The room was decorated the same as the living room: trophies, calendars, and a preponderance of red. No guns, though. In their place, Gabe had chosen to hang a pair of old-fashioned railroad conductors’ lamps on two of the walls. Before flashlights, the conductors had used the red kerosene lanterns to warn oncoming engines to reduce their speed or that a track change was coming up. Two of those antique warning lights now hung from the walls of the dead man’s home, ancient but still useable. Unfortunately, John didn’t see any immediate need for a warning signal. He was already all too aware that he and Fran were in grave danger, and did not think lighting a lamp to commemorate that fact would do much in the way of getting them out of peril.

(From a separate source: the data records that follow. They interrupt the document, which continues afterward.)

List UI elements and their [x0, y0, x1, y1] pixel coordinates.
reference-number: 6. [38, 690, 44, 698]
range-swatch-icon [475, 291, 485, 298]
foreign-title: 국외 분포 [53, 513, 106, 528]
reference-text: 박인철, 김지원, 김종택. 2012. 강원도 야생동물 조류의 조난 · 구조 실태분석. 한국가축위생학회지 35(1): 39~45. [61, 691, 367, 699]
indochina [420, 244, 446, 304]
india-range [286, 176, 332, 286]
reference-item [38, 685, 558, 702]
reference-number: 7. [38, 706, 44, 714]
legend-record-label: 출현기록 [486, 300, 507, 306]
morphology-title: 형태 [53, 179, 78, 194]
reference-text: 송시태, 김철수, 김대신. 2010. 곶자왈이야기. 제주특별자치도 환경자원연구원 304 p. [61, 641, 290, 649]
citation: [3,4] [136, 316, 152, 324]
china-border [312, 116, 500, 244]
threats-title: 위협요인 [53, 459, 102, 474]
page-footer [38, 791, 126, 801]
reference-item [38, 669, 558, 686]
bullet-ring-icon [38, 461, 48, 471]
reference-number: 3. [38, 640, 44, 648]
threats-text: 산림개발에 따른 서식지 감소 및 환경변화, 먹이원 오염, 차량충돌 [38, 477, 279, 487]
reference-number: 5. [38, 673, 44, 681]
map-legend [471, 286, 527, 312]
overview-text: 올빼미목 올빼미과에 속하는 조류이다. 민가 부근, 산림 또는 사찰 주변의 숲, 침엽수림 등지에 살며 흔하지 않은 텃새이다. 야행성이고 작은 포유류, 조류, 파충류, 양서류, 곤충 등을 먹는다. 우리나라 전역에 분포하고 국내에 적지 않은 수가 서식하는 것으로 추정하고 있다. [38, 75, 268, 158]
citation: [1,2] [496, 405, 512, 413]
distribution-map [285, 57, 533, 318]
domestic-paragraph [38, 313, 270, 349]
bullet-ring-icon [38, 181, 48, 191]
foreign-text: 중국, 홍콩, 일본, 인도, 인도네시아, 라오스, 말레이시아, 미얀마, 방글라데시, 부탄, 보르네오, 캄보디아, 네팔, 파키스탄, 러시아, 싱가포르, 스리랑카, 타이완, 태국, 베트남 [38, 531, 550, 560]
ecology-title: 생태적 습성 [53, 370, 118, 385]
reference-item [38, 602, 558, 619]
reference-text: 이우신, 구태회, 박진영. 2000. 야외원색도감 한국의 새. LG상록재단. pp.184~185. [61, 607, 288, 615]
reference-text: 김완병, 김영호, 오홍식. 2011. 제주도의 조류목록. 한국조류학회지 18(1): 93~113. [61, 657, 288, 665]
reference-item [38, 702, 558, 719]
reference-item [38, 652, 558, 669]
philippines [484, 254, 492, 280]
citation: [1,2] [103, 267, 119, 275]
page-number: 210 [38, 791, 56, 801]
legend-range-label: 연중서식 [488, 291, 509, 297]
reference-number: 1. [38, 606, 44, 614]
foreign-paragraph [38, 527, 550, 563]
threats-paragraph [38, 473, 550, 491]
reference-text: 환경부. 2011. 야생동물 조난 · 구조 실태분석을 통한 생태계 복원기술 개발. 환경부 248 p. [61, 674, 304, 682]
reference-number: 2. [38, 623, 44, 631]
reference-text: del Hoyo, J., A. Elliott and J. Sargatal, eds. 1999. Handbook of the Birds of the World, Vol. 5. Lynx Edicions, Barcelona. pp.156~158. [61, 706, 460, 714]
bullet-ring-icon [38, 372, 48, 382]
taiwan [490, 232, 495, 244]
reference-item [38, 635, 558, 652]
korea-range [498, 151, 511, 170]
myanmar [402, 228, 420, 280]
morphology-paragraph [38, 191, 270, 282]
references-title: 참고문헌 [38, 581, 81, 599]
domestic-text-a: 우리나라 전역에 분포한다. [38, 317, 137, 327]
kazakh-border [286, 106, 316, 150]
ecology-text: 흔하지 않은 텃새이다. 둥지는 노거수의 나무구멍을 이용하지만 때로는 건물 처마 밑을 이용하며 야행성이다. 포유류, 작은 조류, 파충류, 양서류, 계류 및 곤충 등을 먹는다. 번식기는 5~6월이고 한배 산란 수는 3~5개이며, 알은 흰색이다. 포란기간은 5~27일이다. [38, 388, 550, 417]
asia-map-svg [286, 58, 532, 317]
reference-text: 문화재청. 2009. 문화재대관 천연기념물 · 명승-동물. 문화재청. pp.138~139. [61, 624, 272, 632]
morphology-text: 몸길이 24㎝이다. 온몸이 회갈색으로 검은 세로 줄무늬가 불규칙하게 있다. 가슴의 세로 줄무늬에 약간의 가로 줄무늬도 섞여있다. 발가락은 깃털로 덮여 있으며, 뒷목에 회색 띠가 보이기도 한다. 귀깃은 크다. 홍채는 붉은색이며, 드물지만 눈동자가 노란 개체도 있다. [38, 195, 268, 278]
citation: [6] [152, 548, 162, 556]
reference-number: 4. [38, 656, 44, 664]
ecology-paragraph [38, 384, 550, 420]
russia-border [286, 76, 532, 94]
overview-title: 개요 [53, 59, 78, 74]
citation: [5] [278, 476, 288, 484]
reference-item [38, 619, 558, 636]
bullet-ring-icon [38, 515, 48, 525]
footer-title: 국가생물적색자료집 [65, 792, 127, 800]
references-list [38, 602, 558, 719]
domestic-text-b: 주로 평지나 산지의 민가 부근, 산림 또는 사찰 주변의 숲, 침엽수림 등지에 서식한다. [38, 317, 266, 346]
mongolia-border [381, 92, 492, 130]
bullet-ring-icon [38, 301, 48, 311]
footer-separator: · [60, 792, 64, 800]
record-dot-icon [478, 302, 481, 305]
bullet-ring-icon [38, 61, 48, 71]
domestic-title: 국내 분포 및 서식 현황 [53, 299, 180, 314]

John didn’t see anything that looked immediately useful. He knew that an eve extended about three feet around the outside of the house between the first and second floor. If they could get to it, they would be able to jump safely to the ground and run away. He moved to the bedroom window, hoping that their attackers were all inside looking for them. But as soon as he approached the window a shot blasted the windowpane to splinters. He quickly ducked and moved to the back of the room, near Fran. He assumed that there were still just the three remaining people after him, Malachi and his insane two-person harem, but he didn’t know for sure. It was entirely possible that they could have sent for reinforcements who were waiting outside for them. Either way, he and Fran couldn’t get out the window without being killed.
Who are these people? John pondered as he looked around the room. Again, the planted story in the news indicated some level of government involvement. So maybe the attackers were black ops agents. John didn’t think so, however. They were too uncoordinated. And Malachi didn’t look like someone that the military would use for anything but target practice. Unstable, clearly insane.
Still, John knew the government must be involved in some way. They had to be; that was the only explanation for the bogus news story and the APB that was certainly circulating among nearby law enforcement officials. But he had no idea what it was he could have done that would warrant Uncle Sam’s sudden interest. Maybe it had something to do with Fran, he mused.
That would make sense. There was no denying that Malachi’s group was after her for some reason, and it would be too much of a stretch to think that the government’s involvement was with regard to an unrelated matter. However, when he had pressed her for answers she hadn’t been able to give him any. He had sensed at several times in the evening that she was hiding something, though whether she hid it from him alone or from herself as well he could not be certain. Still, he was sure that whatever it was, her knowledge did not extend to an understanding of why they were being pursued.
He glanced at Fran to see how she was holding up. Her complexion was still pasty, but she gave him a thumbs-up.
He smiled back, and wished he felt half as confident as he was trying to look. He still had not managed to find anything that might help them escape. No hope filled him, only despair and discouragement.
He had the very real feeling they were both going to die.